Customers of cloud services have to trust the cloud providers, as they control the building blocks that form the cloud. This includes the hypervisor enabling the sharing of a single hardware platform among multiple tenants. AMD Secure Encrypted Virtualization (SEV) claims a new level of protection in cloud scenarios. AMD SEV encrypts the main memory of virtual machines with VM-specific keys, thereby denying the higher-privileged hypervisor access to a guest’s memory. To enable the cloud customer to verify the correct deployment of his virtual machine, SEV additionally introduces a remote attestation protocol.This paper analyzes the firmware components that implement the SEV remote attestation protocol on the current AMD Epyc Naples CPU series. We demonstrate that it is possible to extract critical CPU-specific keys that are fundamental for the security of the remote attestation protocol.Building on the extracted keys, we propose attacks that allow a malicious cloud provider a complete circumvention of the SEV protection mechanisms. Although the underlying firmware issues were already fixed by AMD, we show that the current series of AMD Epyc CPUs, i.e., the Naples series, does not prevent the installation of previous firmware versions.
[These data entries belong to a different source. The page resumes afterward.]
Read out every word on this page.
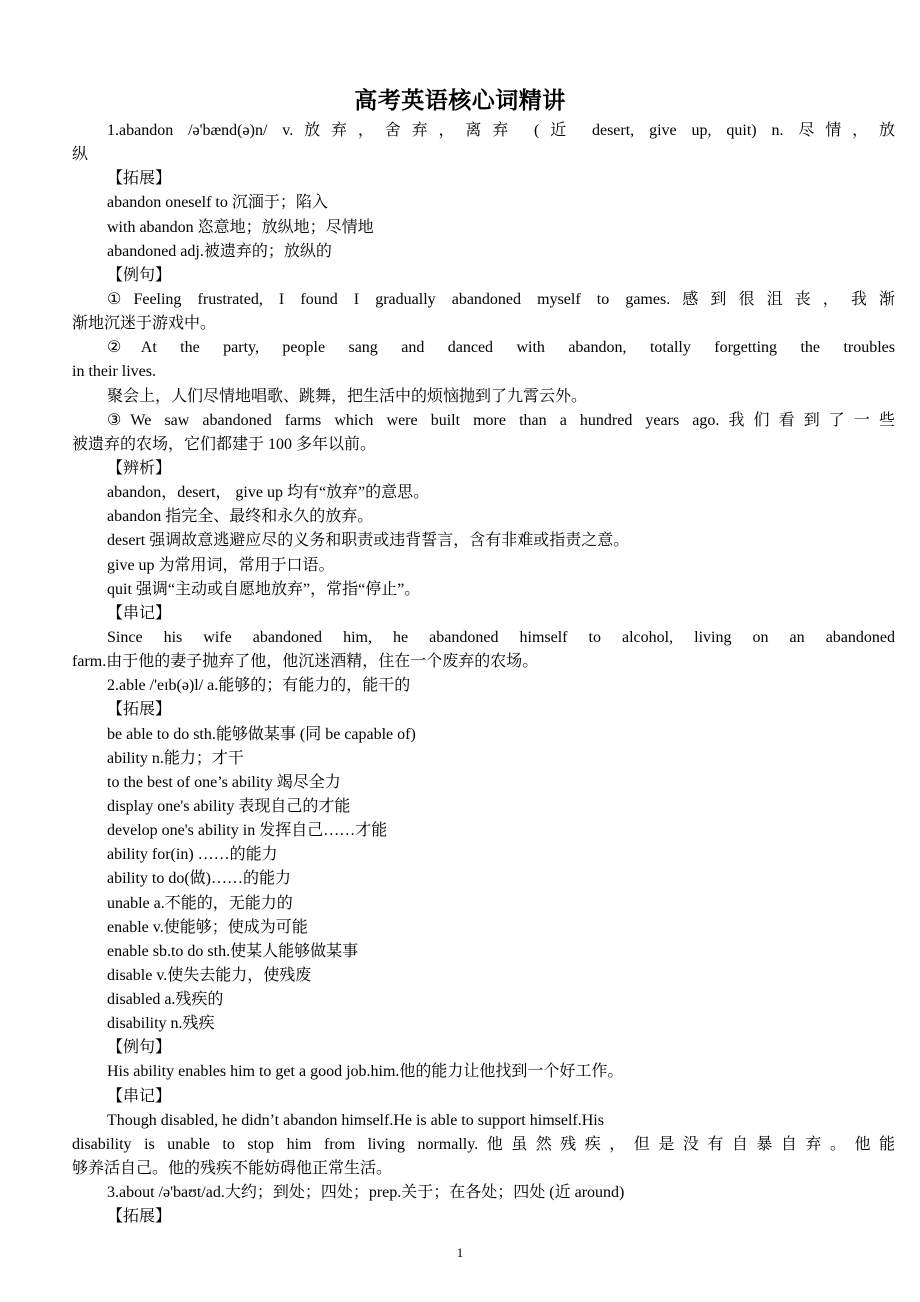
高考英语核心词精讲
1.abandon /ə'bænd(ə)n/ v.放弃，舍弃，离弃 (近 desert, give up, quit) n. 尽情，放
纵
【拓展】
abandon oneself to 沉湎于；陷入
with abandon 恣意地；放纵地；尽情地
abandoned adj.被遗弃的；放纵的
【例句】
①Feeling frustrated, I found I gradually abandoned myself to games.感到很沮丧，我渐
渐地沉迷于游戏中。
②At the party, people sang and danced with abandon, totally forgetting the troubles
in their lives.
聚会上，人们尽情地唱歌、跳舞，把生活中的烦恼抛到了九霄云外。
③We saw abandoned farms which were built more than a hundred years ago.我们看到了一些
被遗弃的农场，它们都建于 100 多年以前。
【辨析】
abandon，desert， give up 均有“放弃”的意思。
abandon 指完全、最终和永久的放弃。
desert 强调故意逃避应尽的义务和职责或违背誓言，含有非难或指责之意。
give up 为常用词，常用于口语。
quit 强调“主动或自愿地放弃”，常指“停止”。
【串记】
Since his wife abandoned him, he abandoned himself to alcohol, living on an abandoned
farm.由于他的妻子抛弃了他，他沉迷酒精，住在一个废弃的农场。
2.able /'eɪb(ə)l/ a.能够的；有能力的，能干的
【拓展】
be able to do sth.能够做某事 (同 be capable of)
ability n.能力；才干
to the best of one’s ability 竭尽全力
display one's ability 表现自己的才能
develop one's ability in 发挥自己……才能
ability for(in) ……的能力
ability to do(做)……的能力
unable a.不能的，无能力的
enable v.使能够；使成为可能
enable sb.to do sth.使某人能够做某事
disable v.使失去能力，使残废
disabled a.残疾的
disability n.残疾
【例句】
His ability enables him to get a good job.him.他的能力让他找到一个好工作。
【串记】
Though disabled, he didn’t abandon himself.He is able to support himself.His
disability is unable to stop him from living normally.他虽然残疾，但是没有自暴自弃。他能
够养活自己。他的残疾不能妨碍他正常生活。
3.about /ə'baʊt/ad.大约；到处；四处；prep.关于；在各处；四处 (近 around)
【拓展】
1
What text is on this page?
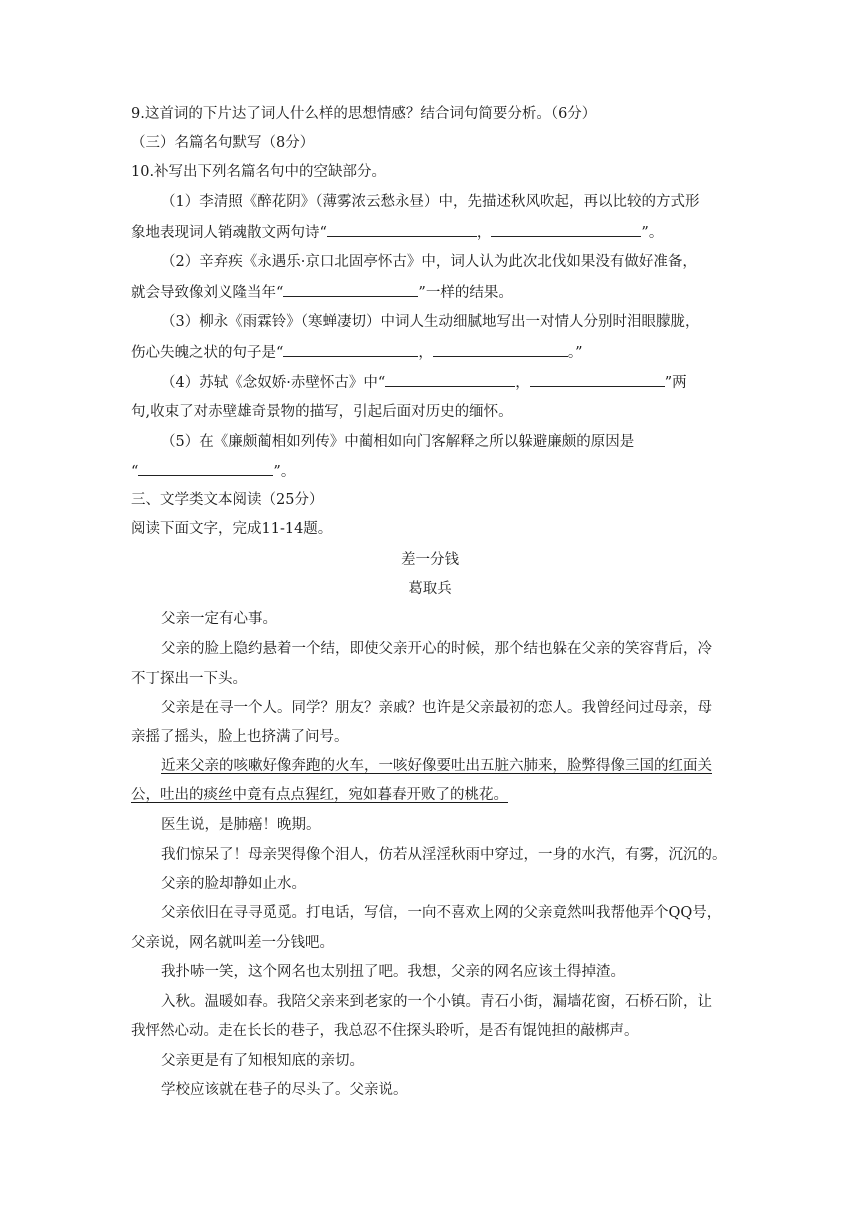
9.这首词的下片达了词人什么样的思想情感？结合词句简要分析。（6分）
（三）名篇名句默写（8分）
10.补写出下列名篇名句中的空缺部分。
（1）李清照《醉花阴》（薄雾浓云愁永昼）中，先描述秋风吹起，再以比较的方式形
象地表现词人销魂散文两句诗“	，	”。
（2）辛弃疾《永遇乐·京口北固亭怀古》中，词人认为此次北伐如果没有做好准备，
就会导致像刘义隆当年“	”一样的结果。
（3）柳永《雨霖铃》（寒蝉凄切）中词人生动细腻地写出一对情人分别时泪眼朦胧，
伤心失魄之状的句子是“	，	。”
（4）苏轼《念奴娇·赤壁怀古》中“	，	”两
句,收束了对赤壁雄奇景物的描写，引起后面对历史的缅怀。
（5）在《廉颇蔺相如列传》中蔺相如向门客解释之所以躲避廉颇的原因是
“	”。
三、文学类文本阅读（25分）
阅读下面文字，完成11-14题。
差一分钱
葛取兵
父亲一定有心事。
父亲的脸上隐约悬着一个结，即使父亲开心的时候，那个结也躲在父亲的笑容背后，冷
不丁探出一下头。
父亲是在寻一个人。同学？朋友？亲戚？也许是父亲最初的恋人。我曾经问过母亲，母
亲摇了摇头，脸上也挤满了问号。
近来父亲的咳嗽好像奔跑的火车，一咳好像要吐出五脏六肺来，脸弊得像三国的红面关
公，吐出的痰丝中竟有点点猩红，宛如暮春开败了的桃花。
医生说，是肺癌！晚期。
我们惊呆了！母亲哭得像个泪人，仿若从淫淫秋雨中穿过，一身的水汽，有雾，沉沉的。
父亲的脸却静如止水。
父亲依旧在寻寻觅觅。打电话，写信，一向不喜欢上网的父亲竟然叫我帮他弄个QQ号，
父亲说，网名就叫差一分钱吧。
我扑哧一笑，这个网名也太别扭了吧。我想，父亲的网名应该土得掉渣。
入秋。温暖如春。我陪父亲来到老家的一个小镇。青石小街，漏墙花窗，石桥石阶，让
我怦然心动。走在长长的巷子，我总忍不住探头聆听，是否有馄饨担的敲梆声。
父亲更是有了知根知底的亲切。
学校应该就在巷子的尽头了。父亲说。
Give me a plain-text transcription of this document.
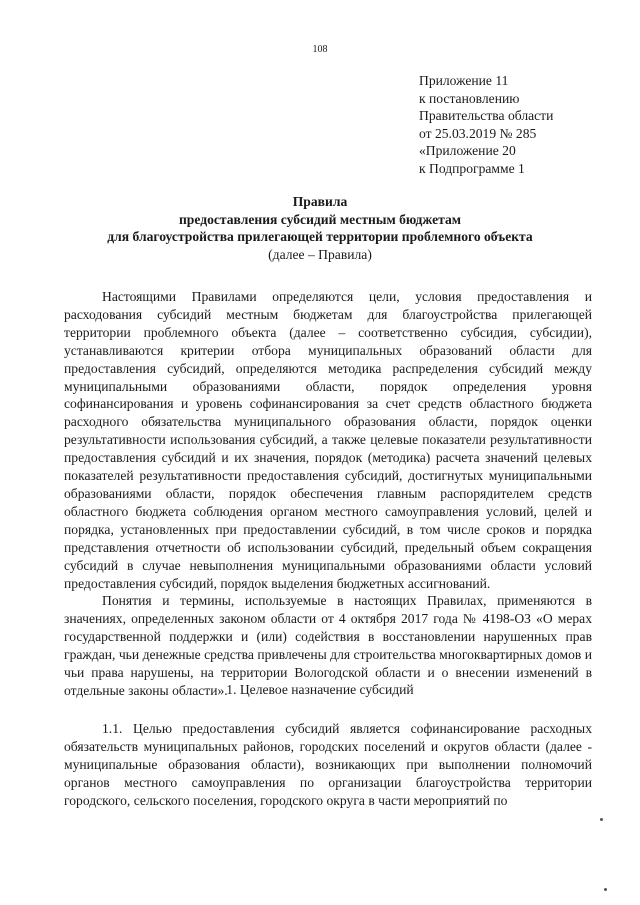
108
Приложение 11
к постановлению
Правительства области
от 25.03.2019 № 285
«Приложение 20
к Подпрограмме 1
Правила
предоставления субсидий местным бюджетам
для благоустройства прилегающей территории проблемного объекта
(далее – Правила)

Настоящими Правилами определяются цели, условия предоставления и расходования субсидий местным бюджетам для благоустройства прилегающей территории проблемного объекта (далее – соответственно субсидия, субсидии), устанавливаются критерии отбора муниципальных образований области для предоставления субсидий, определяются методика распределения субсидий между муниципальными образованиями области, порядок определения уровня софинансирования и уровень софинансирования за счет средств областного бюджета расходного обязательства муниципального образования области, порядок оценки результативности использования субсидий, а также целевые показатели результативности предоставления субсидий и их значения, порядок (методика) расчета значений целевых показателей результативности предоставления субсидий, достигнутых муниципальными образованиями области, порядок обеспечения главным распорядителем средств областного бюджета соблюдения органом местного самоуправления условий, целей и порядка, установленных при предоставлении субсидий, в том числе сроков и порядка представления отчетности об использовании субсидий, предельный объем сокращения субсидий в случае невыполнения муниципальными образованиями области условий предоставления субсидий, порядок выделения бюджетных ассигнований.

Понятия и термины, используемые в настоящих Правилах, применяются в значениях, определенных законом области от 4 октября 2017 года № 4198-ОЗ «О мерах государственной поддержки и (или) содействия в восстановлении нарушенных прав граждан, чьи денежные средства привлечены для строительства многоквартирных домов и чьи права нарушены, на территории Вологодской области и о внесении изменений в отдельные законы области».

1. Целевое назначение субсидий

1.1. Целью предоставления субсидий является софинансирование расходных обязательств муниципальных районов, городских поселений и округов области (далее - муниципальные образования области), возникающих при выполнении полномочий органов местного самоуправления по организации благоустройства территории городского, сельского поселения, городского округа в части мероприятий по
We show that the severity of our proposed attacks is very high as no purely software-based mitigations are possible. This effectively renders the SEV technology on current AMD Epyc CPUs useless when confronted with an untrusted cloud provider. To overcome these issues, we also propose robust changes to the SEV design that allow future generations of the SEV technology to mitigate the proposed attacks.